Wait....the whole 'being told to kill myself' was in reference to a phrase kids have said from Year Dot? Oh my days 😂😂😂

BuzzShitbagBobbly · 17/10/2019 14:36

The crushing irony of truly believing that you can use femininity as a tool with which to scold feminists.

I got mansplained the difference between a consultation and consulting. And he got it wrong.

It was embarrassing for him. Much like this is for OP.

FadingStar · 17/10/2019 14:37

It is ridiculous Datun. Hard bitten my arse.

Datun · 17/10/2019 14:37

This is ridiculous. It's as though someone is using the ban hammer in the attic, and they've accidentally dropped it, and as it clatters down the stairs, it hits everyone on the way to the landing.
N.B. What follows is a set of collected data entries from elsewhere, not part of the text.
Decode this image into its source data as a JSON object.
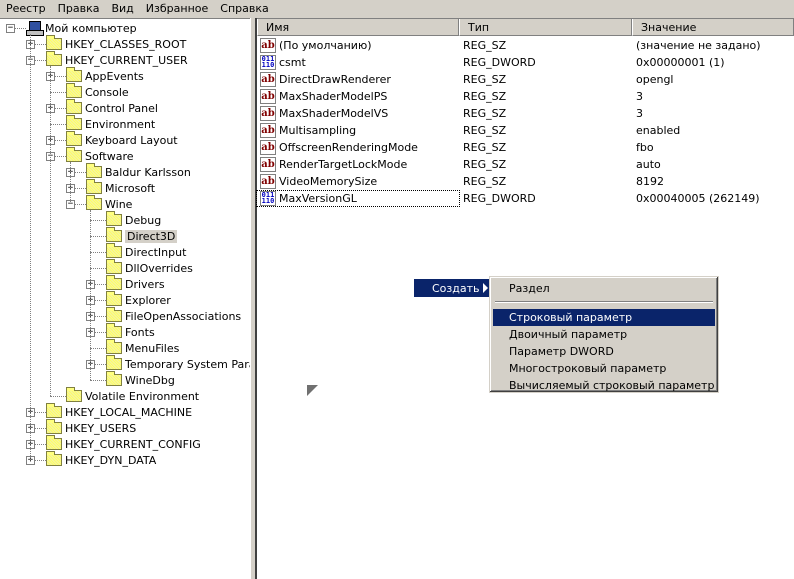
{
  "menu": [
    {
      "label": "Реестр",
      "u": "Р"
    },
    {
      "label": "Правка",
      "u": "П"
    },
    {
      "label": "Вид",
      "u": "В"
    },
    {
      "label": "Избранное",
      "u": "И"
    },
    {
      "label": "Справка",
      "u": "С"
    }
  ],
  "tree": [
    {
      "label": "Мой компьютер",
      "level": 0,
      "exp": "-",
      "icon": "pc"
    },
    {
      "label": "HKEY_CLASSES_ROOT",
      "level": 1,
      "exp": "+"
    },
    {
      "label": "HKEY_CURRENT_USER",
      "level": 1,
      "exp": "-"
    },
    {
      "label": "AppEvents",
      "level": 2,
      "exp": "+"
    },
    {
      "label": "Console",
      "level": 2,
      "exp": ""
    },
    {
      "label": "Control Panel",
      "level": 2,
      "exp": "+"
    },
    {
      "label": "Environment",
      "level": 2,
      "exp": ""
    },
    {
      "label": "Keyboard Layout",
      "level": 2,
      "exp": "+"
    },
    {
      "label": "Software",
      "level": 2,
      "exp": "-"
    },
    {
      "label": "Baldur Karlsson",
      "level": 3,
      "exp": "+"
    },
    {
      "label": "Microsoft",
      "level": 3,
      "exp": "+"
    },
    {
      "label": "Wine",
      "level": 3,
      "exp": "-"
    },
    {
      "label": "Debug",
      "level": 4,
      "exp": ""
    },
    {
      "label": "Direct3D",
      "level": 4,
      "exp": "",
      "selected": true
    },
    {
      "label": "DirectInput",
      "level": 4,
      "exp": ""
    },
    {
      "label": "DllOverrides",
      "level": 4,
      "exp": ""
    },
    {
      "label": "Drivers",
      "level": 4,
      "exp": "+"
    },
    {
      "label": "Explorer",
      "level": 4,
      "exp": "+"
    },
    {
      "label": "FileOpenAssociations",
      "level": 4,
      "exp": "+"
    },
    {
      "label": "Fonts",
      "level": 4,
      "exp": "+"
    },
    {
      "label": "MenuFiles",
      "level": 4,
      "exp": ""
    },
    {
      "label": "Temporary System Parameters",
      "level": 4,
      "exp": "+"
    },
    {
      "label": "WineDbg",
      "level": 4,
      "exp": ""
    },
    {
      "label": "Volatile Environment",
      "level": 2,
      "exp": ""
    },
    {
      "label": "HKEY_LOCAL_MACHINE",
      "level": 1,
      "exp": "+"
    },
    {
      "label": "HKEY_USERS",
      "level": 1,
      "exp": "+"
    },
    {
      "label": "HKEY_CURRENT_CONFIG",
      "level": 1,
      "exp": "+"
    },
    {
      "label": "HKEY_DYN_DATA",
      "level": 1,
      "exp": "+"
    }
  ],
  "list": {
    "headers": [
      "Имя",
      "Тип",
      "Значение"
    ],
    "rows": [
      {
        "name": "(По умолчанию)",
        "type": "REG_SZ",
        "value": "(значение не задано)"
      },
      {
        "name": "csmt",
        "type": "REG_DWORD",
        "value": "0x00000001 (1)"
      },
      {
        "name": "DirectDrawRenderer",
        "type": "REG_SZ",
        "value": "opengl"
      },
      {
        "name": "MaxShaderModelPS",
        "type": "REG_SZ",
        "value": "3"
      },
      {
        "name": "MaxShaderModelVS",
        "type": "REG_SZ",
        "value": "3"
      },
      {
        "name": "Multisampling",
        "type": "REG_SZ",
        "value": "enabled"
      },
      {
        "name": "OffscreenRenderingMode",
        "type": "REG_SZ",
        "value": "fbo"
      },
      {
        "name": "RenderTargetLockMode",
        "type": "REG_SZ",
        "value": "auto"
      },
      {
        "name": "VideoMemorySize",
        "type": "REG_SZ",
        "value": "8192"
      },
      {
        "name": "MaxVersionGL",
        "type": "REG_DWORD",
        "value": "0x00040005 (262149)",
        "focused": true
      }
    ]
  },
  "context_menu": {
    "parent": "Создать",
    "items": [
      {
        "label": "Раздел"
      },
      {
        "separator": true
      },
      {
        "label": "Строковый параметр",
        "highlighted": true
      },
      {
        "label": "Двоичный параметр"
      },
      {
        "label": "Параметр DWORD"
      },
      {
        "label": "Многостроковый параметр"
      },
      {
        "label": "Вычисляемый строковый параметр"
      }
    ]
  }
}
AutumnRose1 · 17/10/2019 14:50

I asked for advice on the "pronouns" thread and now it's gone. The reason given is the original post, which I thought was ... asking for advice on what you do when your workplace introduces this. I'm so confused right now.

OkayGo · 17/10/2019 14:50

NellieEllie you said exactly what I have been struggling to put in to words.

Qcng · 17/10/2019 14:56

All I can say is,
I blame Flora.

ALittleBitofVitriol · 17/10/2019 14:58

This is all just so silly.

We would genuinely love to hear a convincing argument from the TRA side. Don't you think it would be easier to just slip into blissful ignorance and not worry about male rapists in women's prisons/teenagers mutilating their bodies/women having bones broken by males in their sports/every fucking pervert having plausible deniability to be creepy in women's spaces?

I have been watching this debate for years now, and it always always goes the same way. Be nice. There's no logic, no reason, no balance. No one is nice to women who dare to say 'hang on that doesn't seem right...'

OP et al, you're building castles in the sky and expecting women to break holding them up.
And throwing your toys out of the pram when the mummies say no.

NO.

Datun · 17/10/2019 15:02

No.

AbsintheFriends · 17/10/2019 15:04

I can't believe that post by TabithasMumCaroline is gone! It was quite long and really intelligently and eloquently written and I cannot think for the life of me what it could have contained that was offensive.

Apart from the truth, of course. Nothing so transphobic as reality.